У него несколько раз шла горлом кровь, и сейчас он лежал распростёртый на полу, между комнатой и ванной. Светлана прижимала к его горлу лёд и объясняла ошарашенной Ольге, что поднять и довести до постели нельзя, пока не прекратится кровотечение. И полотенце в крови, и бурые разводы на линолеуме, и такие худые ноги отца в сбившихся тапочках.
Он уже давно не говорил. Шея впереди была вдоль разрезана, из неё изгибалась вовне прозрачная трубка. С помощью шприца без иглы Олег набирал бульон или жиденькое пюре и вливал в трубку. Жевал он теперь, с удалённой гортанью, только жвачку, которую прежде не жаловал, – чтобы освежить рот. Светлана покупала мужу водолазки, скрывающие щель на шее. Ольга помнила: даже в самый сильный мороз, даже в шарфе, отец неизменно смуглел открытым кадыком, и казалось, мороз его не берёт…
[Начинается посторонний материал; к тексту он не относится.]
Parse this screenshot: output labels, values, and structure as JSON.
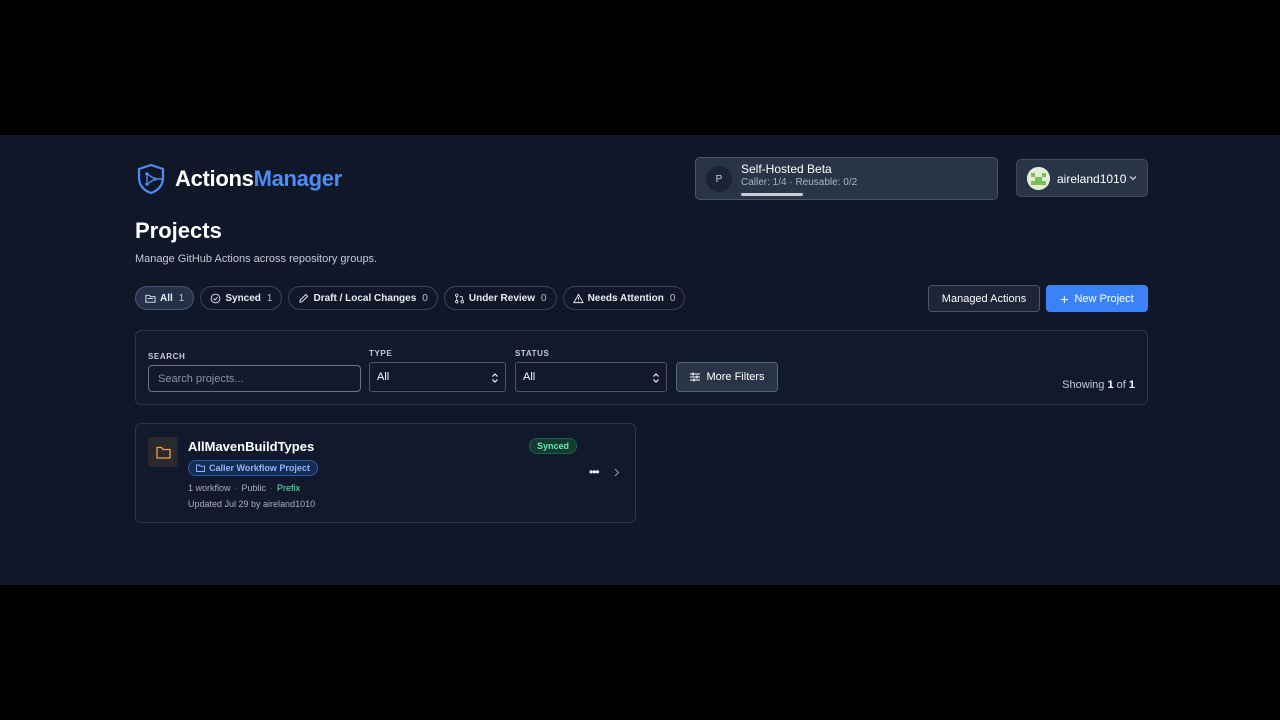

Олега выписали в начале лета. Насовсем. Он даже не успел оформить инвалидность, перед операцией спросили, хочет ли потом работать, и он ответил утвердительно. Вне завода Олег себя не мыслил. Что ж, что с покалеченным горлом – есть ведь протезы! И они даже заказали такой. В расчёте на протез хирург не стал удалять всё, а только поражённое раком. Кто бы знал, когда проснутся и поползут вниз метастазы.
Светлана извела все простыни на перевязки. Стирать и даже кипятить было нельзя, раковая кровь коварна. В квартире нестерпимо пахло гниением, никакие освежители и проветривания не помогали. Как мама смогла в этом жить?
Весной, когда стаял снег и прогрелась земля, отец приходил к Ольге с Юлей, кивком приветствовал тётю Зину. Ему очень хотелось что-то делать в их огороде, быть полезным, и земля неотступно тянула. Вскопал несколько грядок, благо земля была рыхлая, лёгкая. А потом однажды принёс пакетик с семенами и затеял сажать огурцы.
Как-то в июне Ольга вышла с утра на крыльцо и застыла. Между рядков бурно разросшейся клубники и дружных всходов морковки зияла спекшейся коркой ровная проплешина со съёжившимися иссохшими бывшими саженцами огурцов. Словно солнце дохнуло на их рахитичные трёхлистные фигурки, превратив до срока в гербарий. Рука не поднялась вынуть из земли. Только слёзы застревали в горле, когда невзначай выхватывал их взгляд. Вскоре отец сам увидел, растерянно скользнул глазами на дочь… Неживой не может дать жизнь.
Эти спекшиеся от жары всходы Ольга видела ещё однажды, спустя годы…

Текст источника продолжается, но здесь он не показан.